Liver slice experiments. All mice were sacrificed by cervical dislocation, and livers were collected in ice-cold HBSS (H6648, Merck). The lobes were separated, and the left and middle lobes were individually embedded in 3% agarose just before slicing. PCLS were prepared with a Compresstome VF-310-0Z (Precisionary). The embedded lobes were placed in a tray filled with ice-cold Krebs-Henseleit buffer supplemented with 25 mM d-glucose (Merck), 25 mM NaHCO₃ (Merck), and 10 mM HEPES (Merck), saturated with carbogen (95% O₂/5% CO₂) and pH 7.42. The thickness of the slices was set at 170 μm. PCLS were placed in 12-well plates filled with Williams Medium E supplemented with l-glutamine (Merck) and gentamicin (Merck) or conditioned media from adipocytes. The plates were placed on an orbital shaker (set at 90 rpm) inside a cell culture incubator (37°C, 20% O₂ and 5% CO₂). The culture medium was refreshed after 24 hours, and the samples were collected after 48 hours of culture. Depending on the experiments, PCLS were treated with conditioned media from WAT explants from P2RY₁₃-R–KO or WT mice or FAFI (250 μM oleic acid, 125 μM palmitic acid, 1 mM fructose, and 1 nM insulin).
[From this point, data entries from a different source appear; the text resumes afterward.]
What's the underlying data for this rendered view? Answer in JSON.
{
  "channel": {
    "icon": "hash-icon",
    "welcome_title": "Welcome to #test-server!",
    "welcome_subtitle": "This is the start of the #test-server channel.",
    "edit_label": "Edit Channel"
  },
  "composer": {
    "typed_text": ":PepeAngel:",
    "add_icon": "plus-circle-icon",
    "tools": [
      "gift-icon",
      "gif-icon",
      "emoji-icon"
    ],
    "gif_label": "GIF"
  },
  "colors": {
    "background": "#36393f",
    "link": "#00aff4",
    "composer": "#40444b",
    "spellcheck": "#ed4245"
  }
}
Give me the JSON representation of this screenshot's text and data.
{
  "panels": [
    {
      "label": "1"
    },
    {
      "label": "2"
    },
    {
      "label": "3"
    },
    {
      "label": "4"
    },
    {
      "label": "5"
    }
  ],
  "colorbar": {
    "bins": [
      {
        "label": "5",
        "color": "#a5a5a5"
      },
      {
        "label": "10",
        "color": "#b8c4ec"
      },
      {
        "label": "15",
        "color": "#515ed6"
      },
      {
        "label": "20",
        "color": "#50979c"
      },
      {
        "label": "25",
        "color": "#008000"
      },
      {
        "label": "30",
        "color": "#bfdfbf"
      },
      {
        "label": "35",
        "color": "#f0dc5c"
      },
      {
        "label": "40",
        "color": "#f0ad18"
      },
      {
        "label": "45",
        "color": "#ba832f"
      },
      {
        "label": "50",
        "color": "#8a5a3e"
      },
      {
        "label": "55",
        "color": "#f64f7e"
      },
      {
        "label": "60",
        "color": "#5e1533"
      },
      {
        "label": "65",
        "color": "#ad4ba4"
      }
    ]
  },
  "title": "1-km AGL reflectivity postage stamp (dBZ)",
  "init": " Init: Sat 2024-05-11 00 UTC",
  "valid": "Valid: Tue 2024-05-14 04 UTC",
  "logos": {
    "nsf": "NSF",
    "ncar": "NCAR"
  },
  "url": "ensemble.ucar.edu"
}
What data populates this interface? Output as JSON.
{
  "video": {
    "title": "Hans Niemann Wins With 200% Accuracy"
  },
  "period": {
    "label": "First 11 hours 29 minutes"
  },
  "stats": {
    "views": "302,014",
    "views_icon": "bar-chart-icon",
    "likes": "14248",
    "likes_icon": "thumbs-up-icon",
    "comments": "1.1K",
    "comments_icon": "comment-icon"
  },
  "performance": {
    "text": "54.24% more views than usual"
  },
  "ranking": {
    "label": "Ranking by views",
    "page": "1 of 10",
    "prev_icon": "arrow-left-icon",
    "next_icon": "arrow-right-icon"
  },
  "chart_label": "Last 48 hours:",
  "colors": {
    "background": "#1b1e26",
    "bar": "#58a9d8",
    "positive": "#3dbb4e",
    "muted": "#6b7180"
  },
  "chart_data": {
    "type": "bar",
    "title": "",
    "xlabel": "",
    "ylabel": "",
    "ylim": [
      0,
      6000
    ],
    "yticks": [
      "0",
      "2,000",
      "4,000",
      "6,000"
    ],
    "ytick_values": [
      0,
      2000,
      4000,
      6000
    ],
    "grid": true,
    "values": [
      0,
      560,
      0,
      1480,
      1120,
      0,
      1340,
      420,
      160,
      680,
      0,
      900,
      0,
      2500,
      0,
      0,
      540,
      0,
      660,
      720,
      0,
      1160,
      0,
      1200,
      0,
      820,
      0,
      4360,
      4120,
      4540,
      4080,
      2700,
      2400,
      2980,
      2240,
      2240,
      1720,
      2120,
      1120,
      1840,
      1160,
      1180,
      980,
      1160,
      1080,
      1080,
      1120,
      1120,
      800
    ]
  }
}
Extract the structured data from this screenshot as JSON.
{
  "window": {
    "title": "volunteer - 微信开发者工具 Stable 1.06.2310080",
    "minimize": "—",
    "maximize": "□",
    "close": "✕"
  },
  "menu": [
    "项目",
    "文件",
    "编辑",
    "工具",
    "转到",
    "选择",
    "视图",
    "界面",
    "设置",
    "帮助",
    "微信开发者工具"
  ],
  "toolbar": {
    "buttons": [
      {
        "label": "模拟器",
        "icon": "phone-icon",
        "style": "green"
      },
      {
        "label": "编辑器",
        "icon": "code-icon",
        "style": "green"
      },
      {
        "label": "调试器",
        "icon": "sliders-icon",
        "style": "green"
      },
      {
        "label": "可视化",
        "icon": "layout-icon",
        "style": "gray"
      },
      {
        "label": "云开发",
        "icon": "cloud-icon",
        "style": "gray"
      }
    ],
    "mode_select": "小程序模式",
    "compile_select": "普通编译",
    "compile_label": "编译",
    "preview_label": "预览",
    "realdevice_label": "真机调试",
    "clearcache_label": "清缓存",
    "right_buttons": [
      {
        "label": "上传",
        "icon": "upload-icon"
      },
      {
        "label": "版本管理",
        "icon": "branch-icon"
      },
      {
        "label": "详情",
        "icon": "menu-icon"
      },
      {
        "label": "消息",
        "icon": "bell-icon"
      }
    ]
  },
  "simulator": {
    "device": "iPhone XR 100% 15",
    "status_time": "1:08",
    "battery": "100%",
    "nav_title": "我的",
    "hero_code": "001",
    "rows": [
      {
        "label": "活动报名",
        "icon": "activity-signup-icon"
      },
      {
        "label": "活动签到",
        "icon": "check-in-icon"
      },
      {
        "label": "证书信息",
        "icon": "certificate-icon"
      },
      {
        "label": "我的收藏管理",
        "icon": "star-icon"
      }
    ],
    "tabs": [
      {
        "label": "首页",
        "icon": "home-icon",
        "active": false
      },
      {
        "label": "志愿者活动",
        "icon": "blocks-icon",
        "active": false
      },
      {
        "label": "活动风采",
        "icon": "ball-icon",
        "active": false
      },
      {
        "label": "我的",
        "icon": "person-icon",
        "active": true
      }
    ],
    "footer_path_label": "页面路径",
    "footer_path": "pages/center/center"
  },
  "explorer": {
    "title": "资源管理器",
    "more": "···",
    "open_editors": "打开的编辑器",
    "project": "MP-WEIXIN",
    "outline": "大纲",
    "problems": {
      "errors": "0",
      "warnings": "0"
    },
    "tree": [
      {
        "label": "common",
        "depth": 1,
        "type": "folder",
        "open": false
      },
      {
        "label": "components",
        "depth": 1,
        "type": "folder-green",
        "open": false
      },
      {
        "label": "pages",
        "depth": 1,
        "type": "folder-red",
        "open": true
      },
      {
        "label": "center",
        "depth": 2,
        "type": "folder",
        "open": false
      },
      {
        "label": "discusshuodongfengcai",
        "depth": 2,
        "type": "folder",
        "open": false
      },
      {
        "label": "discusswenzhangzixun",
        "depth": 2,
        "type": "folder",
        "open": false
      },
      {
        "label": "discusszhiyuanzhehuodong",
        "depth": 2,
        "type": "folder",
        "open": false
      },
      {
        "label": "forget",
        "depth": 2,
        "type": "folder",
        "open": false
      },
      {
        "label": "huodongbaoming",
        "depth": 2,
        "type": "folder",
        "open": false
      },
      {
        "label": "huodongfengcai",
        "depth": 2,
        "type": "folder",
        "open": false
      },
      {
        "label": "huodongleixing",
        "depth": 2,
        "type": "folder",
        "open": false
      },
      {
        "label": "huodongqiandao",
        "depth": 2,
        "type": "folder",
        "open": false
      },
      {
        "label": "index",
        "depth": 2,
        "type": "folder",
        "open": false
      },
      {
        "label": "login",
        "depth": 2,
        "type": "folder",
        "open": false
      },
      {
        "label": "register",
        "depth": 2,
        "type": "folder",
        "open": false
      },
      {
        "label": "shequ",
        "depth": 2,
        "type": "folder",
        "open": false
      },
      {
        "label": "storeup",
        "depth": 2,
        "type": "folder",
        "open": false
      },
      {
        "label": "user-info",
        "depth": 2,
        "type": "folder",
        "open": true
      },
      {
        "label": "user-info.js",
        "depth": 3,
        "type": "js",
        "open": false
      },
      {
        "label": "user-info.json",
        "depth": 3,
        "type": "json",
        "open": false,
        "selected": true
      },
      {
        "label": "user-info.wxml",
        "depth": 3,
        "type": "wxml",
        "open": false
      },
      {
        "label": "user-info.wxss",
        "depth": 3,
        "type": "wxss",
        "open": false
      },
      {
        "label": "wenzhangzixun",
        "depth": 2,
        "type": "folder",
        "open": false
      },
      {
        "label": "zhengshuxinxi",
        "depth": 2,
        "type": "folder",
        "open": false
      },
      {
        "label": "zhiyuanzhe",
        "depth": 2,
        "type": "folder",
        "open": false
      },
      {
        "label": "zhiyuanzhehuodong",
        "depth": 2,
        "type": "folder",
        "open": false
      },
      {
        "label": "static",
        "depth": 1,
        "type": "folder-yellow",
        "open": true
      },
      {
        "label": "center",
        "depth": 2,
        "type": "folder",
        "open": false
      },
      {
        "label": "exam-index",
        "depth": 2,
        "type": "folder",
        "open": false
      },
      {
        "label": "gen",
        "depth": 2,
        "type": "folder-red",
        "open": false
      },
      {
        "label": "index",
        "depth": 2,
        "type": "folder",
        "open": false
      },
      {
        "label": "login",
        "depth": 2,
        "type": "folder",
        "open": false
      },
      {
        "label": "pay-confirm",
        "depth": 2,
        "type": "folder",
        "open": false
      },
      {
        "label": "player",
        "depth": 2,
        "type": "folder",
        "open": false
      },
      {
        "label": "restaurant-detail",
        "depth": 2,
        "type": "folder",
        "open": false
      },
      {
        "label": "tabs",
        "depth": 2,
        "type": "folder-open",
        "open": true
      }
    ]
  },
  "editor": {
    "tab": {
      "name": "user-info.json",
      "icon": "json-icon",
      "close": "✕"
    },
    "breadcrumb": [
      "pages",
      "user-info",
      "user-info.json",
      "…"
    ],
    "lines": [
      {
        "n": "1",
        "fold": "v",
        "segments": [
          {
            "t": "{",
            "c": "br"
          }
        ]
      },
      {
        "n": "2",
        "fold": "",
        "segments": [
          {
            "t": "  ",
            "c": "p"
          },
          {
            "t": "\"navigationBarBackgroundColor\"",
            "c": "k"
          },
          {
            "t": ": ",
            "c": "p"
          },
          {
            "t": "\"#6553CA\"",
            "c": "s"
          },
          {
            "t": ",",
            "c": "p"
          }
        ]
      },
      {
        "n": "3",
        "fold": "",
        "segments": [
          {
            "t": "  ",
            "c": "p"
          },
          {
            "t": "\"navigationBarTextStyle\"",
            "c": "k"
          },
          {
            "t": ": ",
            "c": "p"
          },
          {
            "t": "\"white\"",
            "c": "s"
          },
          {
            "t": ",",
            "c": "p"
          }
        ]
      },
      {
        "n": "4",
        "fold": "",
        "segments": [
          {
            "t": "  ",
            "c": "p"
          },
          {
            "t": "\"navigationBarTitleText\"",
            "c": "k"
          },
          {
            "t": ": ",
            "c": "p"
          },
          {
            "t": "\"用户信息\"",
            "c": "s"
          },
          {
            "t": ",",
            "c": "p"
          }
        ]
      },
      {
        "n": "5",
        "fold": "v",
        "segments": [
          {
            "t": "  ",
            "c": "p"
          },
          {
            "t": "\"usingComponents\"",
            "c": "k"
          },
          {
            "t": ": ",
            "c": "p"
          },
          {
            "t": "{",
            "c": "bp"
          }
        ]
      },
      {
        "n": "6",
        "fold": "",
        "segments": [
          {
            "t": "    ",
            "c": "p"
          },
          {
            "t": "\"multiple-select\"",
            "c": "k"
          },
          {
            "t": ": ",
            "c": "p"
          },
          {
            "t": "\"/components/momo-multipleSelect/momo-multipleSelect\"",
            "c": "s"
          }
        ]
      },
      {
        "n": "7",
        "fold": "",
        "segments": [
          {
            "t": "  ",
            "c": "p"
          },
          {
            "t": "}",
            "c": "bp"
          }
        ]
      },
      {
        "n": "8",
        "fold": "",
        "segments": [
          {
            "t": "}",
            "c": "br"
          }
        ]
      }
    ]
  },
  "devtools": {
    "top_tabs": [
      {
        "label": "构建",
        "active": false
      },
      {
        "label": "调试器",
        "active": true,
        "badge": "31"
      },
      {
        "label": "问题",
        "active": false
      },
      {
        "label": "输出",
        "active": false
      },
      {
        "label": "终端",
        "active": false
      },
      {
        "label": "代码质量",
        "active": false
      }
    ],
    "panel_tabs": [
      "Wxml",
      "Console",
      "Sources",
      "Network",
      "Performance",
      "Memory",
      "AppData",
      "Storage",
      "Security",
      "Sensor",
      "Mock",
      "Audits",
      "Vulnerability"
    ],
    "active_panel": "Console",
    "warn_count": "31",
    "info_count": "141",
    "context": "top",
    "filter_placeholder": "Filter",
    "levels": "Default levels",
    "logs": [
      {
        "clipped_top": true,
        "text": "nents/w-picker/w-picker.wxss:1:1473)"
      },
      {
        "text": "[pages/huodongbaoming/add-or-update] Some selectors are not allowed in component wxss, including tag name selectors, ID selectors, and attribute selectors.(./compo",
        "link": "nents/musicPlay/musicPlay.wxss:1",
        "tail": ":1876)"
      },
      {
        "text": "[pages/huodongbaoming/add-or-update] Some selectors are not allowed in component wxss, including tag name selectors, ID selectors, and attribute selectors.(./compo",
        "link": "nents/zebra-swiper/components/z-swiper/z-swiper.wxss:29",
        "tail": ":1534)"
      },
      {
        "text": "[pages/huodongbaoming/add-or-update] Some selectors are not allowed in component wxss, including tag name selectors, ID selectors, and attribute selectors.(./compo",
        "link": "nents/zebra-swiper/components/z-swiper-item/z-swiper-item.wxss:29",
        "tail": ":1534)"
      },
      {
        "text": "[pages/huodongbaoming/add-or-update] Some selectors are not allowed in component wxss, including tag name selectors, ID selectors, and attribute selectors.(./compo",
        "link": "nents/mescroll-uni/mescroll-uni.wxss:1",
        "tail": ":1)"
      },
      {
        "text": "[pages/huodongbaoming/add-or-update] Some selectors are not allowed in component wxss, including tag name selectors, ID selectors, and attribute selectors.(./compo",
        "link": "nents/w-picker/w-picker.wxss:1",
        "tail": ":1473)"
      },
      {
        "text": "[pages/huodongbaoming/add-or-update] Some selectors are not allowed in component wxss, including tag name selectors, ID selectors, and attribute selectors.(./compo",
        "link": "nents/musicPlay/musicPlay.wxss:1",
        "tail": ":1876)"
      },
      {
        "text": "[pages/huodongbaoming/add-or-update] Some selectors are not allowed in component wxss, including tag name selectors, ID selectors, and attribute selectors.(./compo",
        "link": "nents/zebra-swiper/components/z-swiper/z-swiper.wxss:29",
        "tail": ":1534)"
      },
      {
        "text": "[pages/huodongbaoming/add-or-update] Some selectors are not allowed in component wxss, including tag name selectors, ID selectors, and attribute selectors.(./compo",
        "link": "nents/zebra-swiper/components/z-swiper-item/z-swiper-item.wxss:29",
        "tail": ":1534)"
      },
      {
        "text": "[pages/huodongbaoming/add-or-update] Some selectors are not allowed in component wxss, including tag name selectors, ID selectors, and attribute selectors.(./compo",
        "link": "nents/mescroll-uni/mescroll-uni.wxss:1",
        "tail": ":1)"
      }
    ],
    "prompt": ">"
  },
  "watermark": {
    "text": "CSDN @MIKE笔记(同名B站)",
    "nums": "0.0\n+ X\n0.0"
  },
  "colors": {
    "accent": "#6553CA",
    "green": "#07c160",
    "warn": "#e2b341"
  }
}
Adenovirus production and injection. The shRNA sequence targeting the mouse P2Y₁₃-R, AGCTTTTCCAAAAAATCCTTTCCGACTCACACCTCTCTTGAAGGTGTGAGTCGGAAAGGATGGT, was subcloned into pAAV8 plasmid (Addgene plasmid 112864) with H1 promoter, as previously described (47). The adenovirus expressing the P2RY13 shRNA (AAV8-shP2RY13) and the mock adenovirus consisting of the vacant pAAV8-H1 vector (AAV8-mock) were produced by the Vectorology platform of Toulouse (Vectoul, CRCT-UMR 1037 INSERM/Université de Toulouse III/CNRS, Toulouse, France), with 2 × 10¹³ and 4 × 10¹³ vector genomes (vg)/mL, respectively. Male 8-week-old C57BL/6J mice (Envigo) were injected in the tail vein with 4 × 10⁹ vg. These mice were fed with HFSC diet for 16 weeks.

Statistics. Statistical analyses were performed using GraphPad Prism V.9.1.0 (GraphPad Software). The data were presented as the mean ± SEM for the indicated number of observations. Prior to conducing specific statistical tests, we assessed normality of variance. When appropriate, the data were log-transformed to achieved normal distribution. The analyses involved simple linear regression, 1- or 2-way ANOVA followed by the indicated post hoc test, or 2-tailed unpaired Student’s t test. The specific statistical tests that were used are indicated in the figure legends. The level of significance was defined as P < 0.05.

Study approval. The human study was approved by the ethical committee at the Karolinska University Hospital. All participants were informed in detail about the studies, and written informed consent was obtained. All procedures involving animals were performed in accordance with the principles and guidelines established by the National Institute of Health and Medical Research (INSERM) and were approved by the local Animal Care and Use Committee (CEEA122, Toulouse, France) and the French Ministry of Higher Education, Research and Innovation (APAFIS12359-2017110910398931). The investigation conforms to the directive 2010/63/EU of the European parliament.

Data availability. Values for all data points found in graphs are in the Supporting Data Values file.